Alors que l'homme va faire de la Lune son pied-à-terre, Anilore Banon rassemble les forces de l'art et de la science pour envoyer une sculpture sur notre satellite naturel.

Csomme socle, la croûte lunaire. Comme éclairage, les rayons du Soleil. Pour l'installer, il faudra une navette spatiale et des astronautes. La sculpture de Vitae Project est hors cadre, hors norme, hors-champ. Une oeuvre d'art - mouvante - sur la Lune. Le projet est intriguant. Œuvre mégalo d'un artiste à l'ego surdimensionné? Commande d'un mécène qui veut en jeter plein la vue? Dernière toquade d'Elon Musk, le CEO de SpaceX? Ou véritable projet artistique? Il fallait en avoir le coeur net. Un matin, nous avons donc pris la simili fusée rouge, posée sur rails, qui mène à grande vitesse sur la planète parisienne. Le ciel est d'un bleu stratosphérique et la peuplade locale s'aménage des plages sur les berges de la Seine. Dans le 19e arrondissement, une porte en bois sans numéro s'ouvre sur Anilore Banon. Chevelure vaporeuse d'un doux roux, visage lumineux, poignée de main franche. La sculptrice française est une spécialiste des pièces monumentales, en métal. On lui doit notamment "Les Braves", un hommage au courage installé sur la plage d'Omaha Beach en Normandie (15 tonnes, 9 mètres de hauteur).

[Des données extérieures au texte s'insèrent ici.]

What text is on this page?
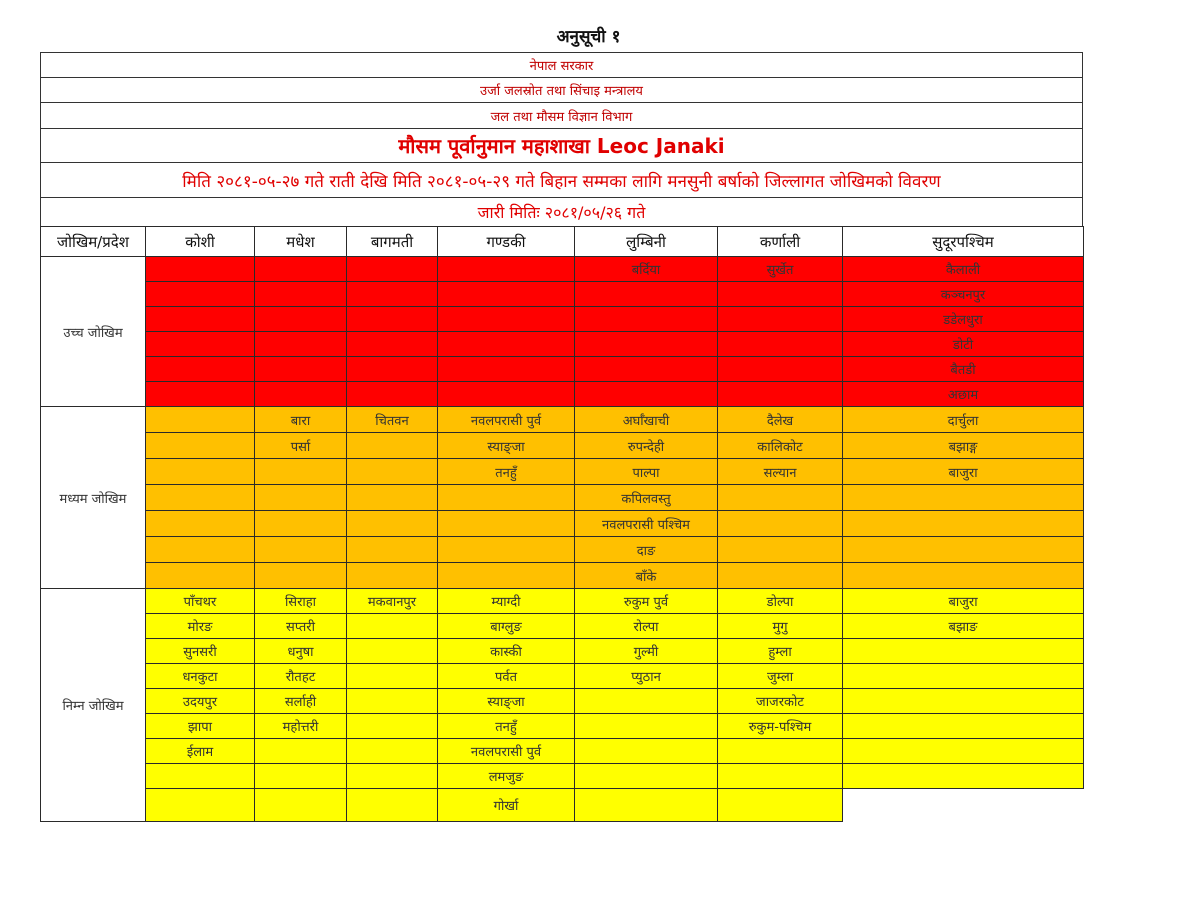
अनुसूची १
नेपाल सरकार
उर्जा जलस्रोत तथा सिंचाइ मन्त्रालय
जल तथा मौसम विज्ञान विभाग
मौसम पूर्वानुमान महाशाखा Leoc Janaki
मिति २०८१-०५-२७ गते राती देखि मिति २०८१-०५-२९ गते बिहान सम्मका लागि मनसुनी बर्षाको जिल्लागत जोखिमको विवरण
जारी मितिः २०८१/०५/२६ गते
जोखिम/प्रदेश	कोशी	मधेश	बागमती	गण्डकी	लुम्बिनी	कर्णाली	सुदूरपश्चिम
उच्च जोखिम					बर्दिया	सुर्खेत	कैलाली
							कञ्चनपुर
							डडेलधुरा
							डोटी
							बैतडी
							अछाम
मध्यम जोखिम		बारा	चितवन	नवलपरासी पुर्व	अर्घाँखाची	दैलेख	दार्चुला
		पर्सा		स्याङ्जा	रुपन्देही	कालिकोट	बझाङ्ग
				तनहुँ	पाल्पा	सल्यान	बाजुरा
					कपिलवस्तु		
					नवलपरासी पश्चिम		
					दाङ		
					बाँके		
निम्न जोखिम	पाँचथर	सिराहा	मकवानपुर	म्याग्दी	रुकुम पुर्व	डोल्पा	बाजुरा
	मोरङ	सप्तरी		बाग्लुङ	रोल्पा	मुगु	बझाङ
	सुनसरी	धनुषा		कास्की	गुल्मी	हुम्ला	
	धनकुटा	रौतहट		पर्वत	प्युठान	जुम्ला	
	उदयपुर	सर्लाही		स्याङ्जा		जाजरकोट	
	झापा	महोत्तरी		तनहुँ		रुकुम-पश्चिम	
	ईलाम			नवलपरासी पुर्व			
				लमजुङ			
				गोर्खा			
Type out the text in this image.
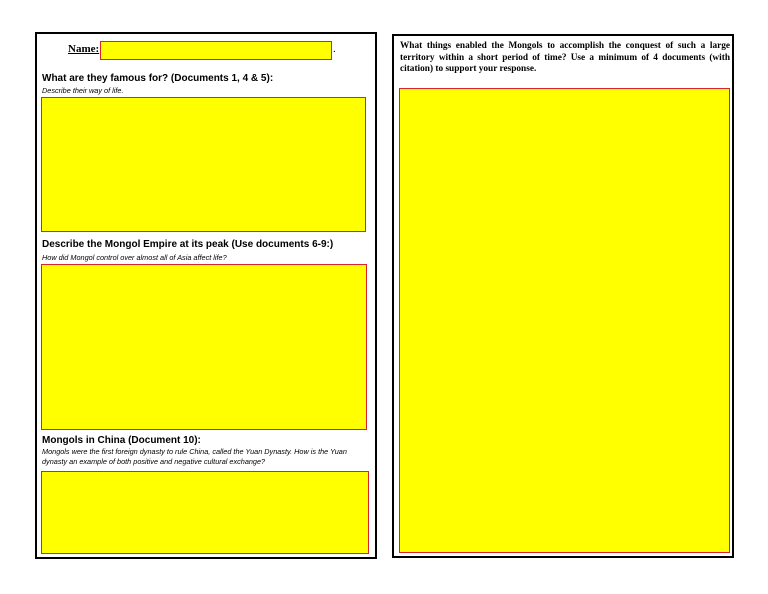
Name:	.
What are they famous for? (Documents 1, 4 & 5):
Describe their way of life.
Describe the Mongol Empire at its peak (Use documents 6-9:)
How did Mongol control over almost all of Asia affect life?
Mongols in China (Document 10):
Mongols were the first foreign dynasty to rule China, called the Yuan Dynasty. How is the Yuan dynasty an example of both positive and negative cultural exchange?
What things enabled the Mongols to accomplish the conquest of such a large territory within a short period of time? Use a minimum of 4 documents (with citation) to support your response.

Globe-trotteuse, elle s'est posée à New York, pendant une dizaine d'années, mais elle a pris ses quartiers à Paris depuis bientôt 15 ans, dans une ancienne chaudronnerie cédée par le chaudronnier en retraite. Un passage de témoin qui n'est pas pour déplaire à cette chercheuse de liens. L'endroit est grand, les murs de pierres ou de briques, des plaques de toit transparentes conduisent la lumière du jour. C'est coloré, vivant, chaleureux. Des dessins, des sculptures - petites et grandes -, des meubles personnalisés, un masque de soudeur ici, de la ferraille là et, dans la pièce du fond, la "clean room". Une tente, gonflée à l'air filtré, qui permet de travailler dans les conditions réelles d'une expédition en navette spatiale, c'est-à-dire sans germes, poussières ou autres particules indésirables. Comme un petit bout de Nasa, une bulle de science soufflée dans l'antre de l'art. L'image résume, à elle seule, toute la nature du projet combinant art et science.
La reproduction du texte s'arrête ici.